Lord John Grey was first introduced in the second Outlander book, A Dragonfly in Amber as a young man on his first battlefield. When he first meets Jamie and Claire, Jamie has just humiliated John in an effort to save John’s life and his own face. At the time I never paid the character any attention because I didn’t realize that Gabaldon loves to bring back minor characters when you least expect them, often times making them more important to the main story. After this first scene John Grey disappeared from the story, but then reappeared in Voyager after Jamie was imprisoned for his part in the Battle of Culloden. The two didn’t hit it off at first, because John resented Jamie for his humiliation and John was the prison warden. Eventually the two became friends over the course of time Jamie was imprisoned. A friendship that has lasted throughout the Outlander series.

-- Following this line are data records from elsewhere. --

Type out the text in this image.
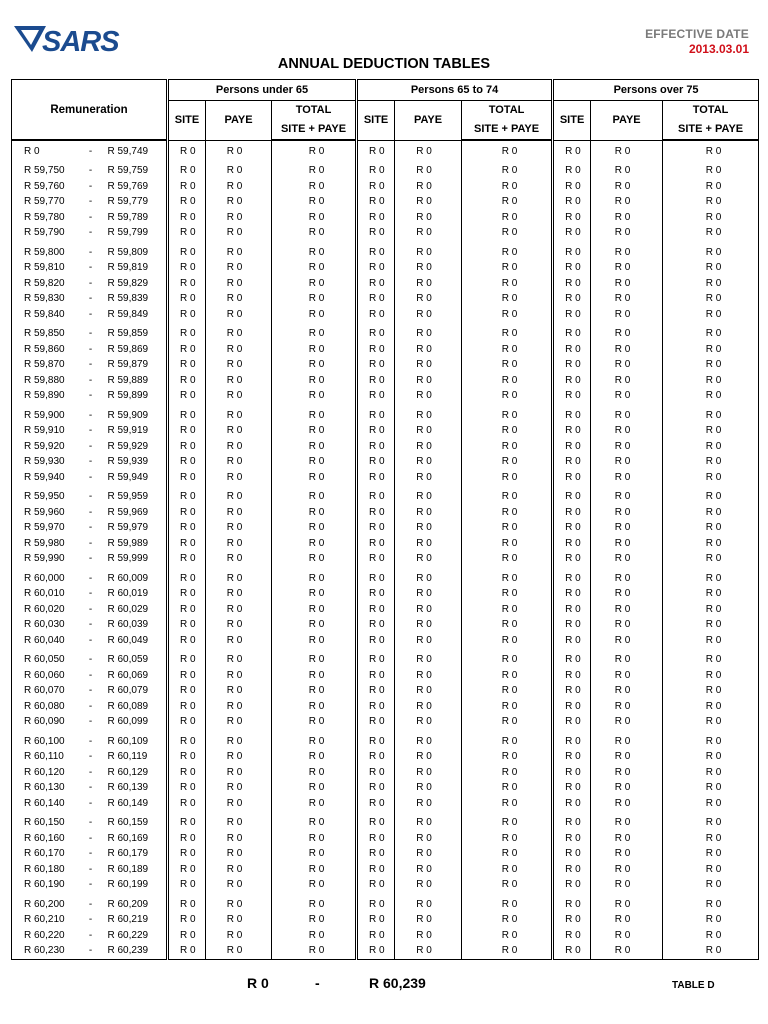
SARS	EFFECTIVE DATE
2013.03.01
ANNUAL DEDUCTION TABLES
Remuneration			Persons under 65			Persons 65 to 74			Persons over 75		
			SITE	PAYE	TOTAL	SITE	PAYE	TOTAL	SITE	PAYE	TOTAL
					SITE + PAYE			SITE + PAYE			SITE + PAYE
R 0	-	R 59,749	R 0	R 0	R 0	R 0	R 0	R 0	R 0	R 0	R 0
R 59,750	-	R 59,759	R 0	R 0	R 0	R 0	R 0	R 0	R 0	R 0	R 0
R 59,760	-	R 59,769	R 0	R 0	R 0	R 0	R 0	R 0	R 0	R 0	R 0
R 59,770	-	R 59,779	R 0	R 0	R 0	R 0	R 0	R 0	R 0	R 0	R 0
R 59,780	-	R 59,789	R 0	R 0	R 0	R 0	R 0	R 0	R 0	R 0	R 0
R 59,790	-	R 59,799	R 0	R 0	R 0	R 0	R 0	R 0	R 0	R 0	R 0
R 59,800	-	R 59,809	R 0	R 0	R 0	R 0	R 0	R 0	R 0	R 0	R 0
R 59,810	-	R 59,819	R 0	R 0	R 0	R 0	R 0	R 0	R 0	R 0	R 0
R 59,820	-	R 59,829	R 0	R 0	R 0	R 0	R 0	R 0	R 0	R 0	R 0
R 59,830	-	R 59,839	R 0	R 0	R 0	R 0	R 0	R 0	R 0	R 0	R 0
R 59,840	-	R 59,849	R 0	R 0	R 0	R 0	R 0	R 0	R 0	R 0	R 0
R 59,850	-	R 59,859	R 0	R 0	R 0	R 0	R 0	R 0	R 0	R 0	R 0
R 59,860	-	R 59,869	R 0	R 0	R 0	R 0	R 0	R 0	R 0	R 0	R 0
R 59,870	-	R 59,879	R 0	R 0	R 0	R 0	R 0	R 0	R 0	R 0	R 0
R 59,880	-	R 59,889	R 0	R 0	R 0	R 0	R 0	R 0	R 0	R 0	R 0
R 59,890	-	R 59,899	R 0	R 0	R 0	R 0	R 0	R 0	R 0	R 0	R 0
R 59,900	-	R 59,909	R 0	R 0	R 0	R 0	R 0	R 0	R 0	R 0	R 0
R 59,910	-	R 59,919	R 0	R 0	R 0	R 0	R 0	R 0	R 0	R 0	R 0
R 59,920	-	R 59,929	R 0	R 0	R 0	R 0	R 0	R 0	R 0	R 0	R 0
R 59,930	-	R 59,939	R 0	R 0	R 0	R 0	R 0	R 0	R 0	R 0	R 0
R 59,940	-	R 59,949	R 0	R 0	R 0	R 0	R 0	R 0	R 0	R 0	R 0
R 59,950	-	R 59,959	R 0	R 0	R 0	R 0	R 0	R 0	R 0	R 0	R 0
R 59,960	-	R 59,969	R 0	R 0	R 0	R 0	R 0	R 0	R 0	R 0	R 0
R 59,970	-	R 59,979	R 0	R 0	R 0	R 0	R 0	R 0	R 0	R 0	R 0
R 59,980	-	R 59,989	R 0	R 0	R 0	R 0	R 0	R 0	R 0	R 0	R 0
R 59,990	-	R 59,999	R 0	R 0	R 0	R 0	R 0	R 0	R 0	R 0	R 0
R 60,000	-	R 60,009	R 0	R 0	R 0	R 0	R 0	R 0	R 0	R 0	R 0
R 60,010	-	R 60,019	R 0	R 0	R 0	R 0	R 0	R 0	R 0	R 0	R 0
R 60,020	-	R 60,029	R 0	R 0	R 0	R 0	R 0	R 0	R 0	R 0	R 0
R 60,030	-	R 60,039	R 0	R 0	R 0	R 0	R 0	R 0	R 0	R 0	R 0
R 60,040	-	R 60,049	R 0	R 0	R 0	R 0	R 0	R 0	R 0	R 0	R 0
R 60,050	-	R 60,059	R 0	R 0	R 0	R 0	R 0	R 0	R 0	R 0	R 0
R 60,060	-	R 60,069	R 0	R 0	R 0	R 0	R 0	R 0	R 0	R 0	R 0
R 60,070	-	R 60,079	R 0	R 0	R 0	R 0	R 0	R 0	R 0	R 0	R 0
R 60,080	-	R 60,089	R 0	R 0	R 0	R 0	R 0	R 0	R 0	R 0	R 0
R 60,090	-	R 60,099	R 0	R 0	R 0	R 0	R 0	R 0	R 0	R 0	R 0
R 60,100	-	R 60,109	R 0	R 0	R 0	R 0	R 0	R 0	R 0	R 0	R 0
R 60,110	-	R 60,119	R 0	R 0	R 0	R 0	R 0	R 0	R 0	R 0	R 0
R 60,120	-	R 60,129	R 0	R 0	R 0	R 0	R 0	R 0	R 0	R 0	R 0
R 60,130	-	R 60,139	R 0	R 0	R 0	R 0	R 0	R 0	R 0	R 0	R 0
R 60,140	-	R 60,149	R 0	R 0	R 0	R 0	R 0	R 0	R 0	R 0	R 0
R 60,150	-	R 60,159	R 0	R 0	R 0	R 0	R 0	R 0	R 0	R 0	R 0
R 60,160	-	R 60,169	R 0	R 0	R 0	R 0	R 0	R 0	R 0	R 0	R 0
R 60,170	-	R 60,179	R 0	R 0	R 0	R 0	R 0	R 0	R 0	R 0	R 0
R 60,180	-	R 60,189	R 0	R 0	R 0	R 0	R 0	R 0	R 0	R 0	R 0
R 60,190	-	R 60,199	R 0	R 0	R 0	R 0	R 0	R 0	R 0	R 0	R 0
R 60,200	-	R 60,209	R 0	R 0	R 0	R 0	R 0	R 0	R 0	R 0	R 0
R 60,210	-	R 60,219	R 0	R 0	R 0	R 0	R 0	R 0	R 0	R 0	R 0
R 60,220	-	R 60,229	R 0	R 0	R 0	R 0	R 0	R 0	R 0	R 0	R 0
R 60,230	-	R 60,239	R 0	R 0	R 0	R 0	R 0	R 0	R 0	R 0	R 0
R 0	-	R 60,239	TABLE D
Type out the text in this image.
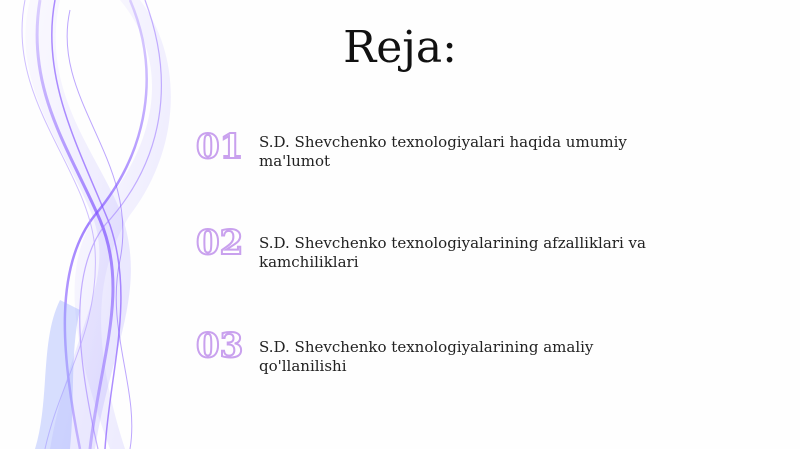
Reja:
01	S.D. Shevchenko texnologiyalari haqida umumiy ma'lumot
02	S.D. Shevchenko texnologiyalarining afzalliklari va kamchiliklari
03	S.D. Shevchenko texnologiyalarining amaliy qo'llanilishi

RELATED | 2013 Historical Fiction Reading Challenge

As I got to know John I still didn’t like him. Mainly because he was in love with Jamie and I’m not a fan of anything (or anyone) who tries to come between Jamie and Claire. However, as the book series progressed I’ve come to really like John. He’s an honorable man in love with someone who’ll never love him back. At least not in the same way. In Lord John and the Private Matter, Lord John has just returned from setting up Jamie in his new position in Helwater, and returned home to London. When he gets home, he discovers his cousin’s fiance may be suffering from syphilis, and investigates the matter but ends up caught in a web of espionage, murder, and London’s seedy world of brothels.

This book was a nice change of pace from the voluminous Outlander books, and showed a side of Lord John not seen in the main series. Aside for his feelings for Jamie, the reader doesn’t get to know too much about John as he’s a very private man and holds to the conventions of the day where personal matters aren’t put on display for the world to see. What I found most interesting was how John as an 18th century homosexual from a prestigious family struggled to live his life under the threat of his true desires being discovered. As John’s investigation took John to Lavender House, a place where gay men can come together and socialize, we get a glimpse at John’s past life after the death of his lover Hector, who died during the Battle of Culloden, and a bridge to the man John has become when we meet him again in Voyager. This book helps the reader understand John better, and sheds some light on some of his actions from the main series. I also found the mystery to be compelling, and enjoyed seeing John interact with other people than the Frasers. Plus, the new characters introduced were just as interesting as those in the Outlander series. Since I haven’t been reading the Lord John series as they take place in the Outlander timeline, but after the fact, I find this book makes me view John in a whole new light as I now am in possession of more of the facts pertaining to his life. If you are a fan of the Outlander series, I definitely suggest you check out the Lord John Grey series as well.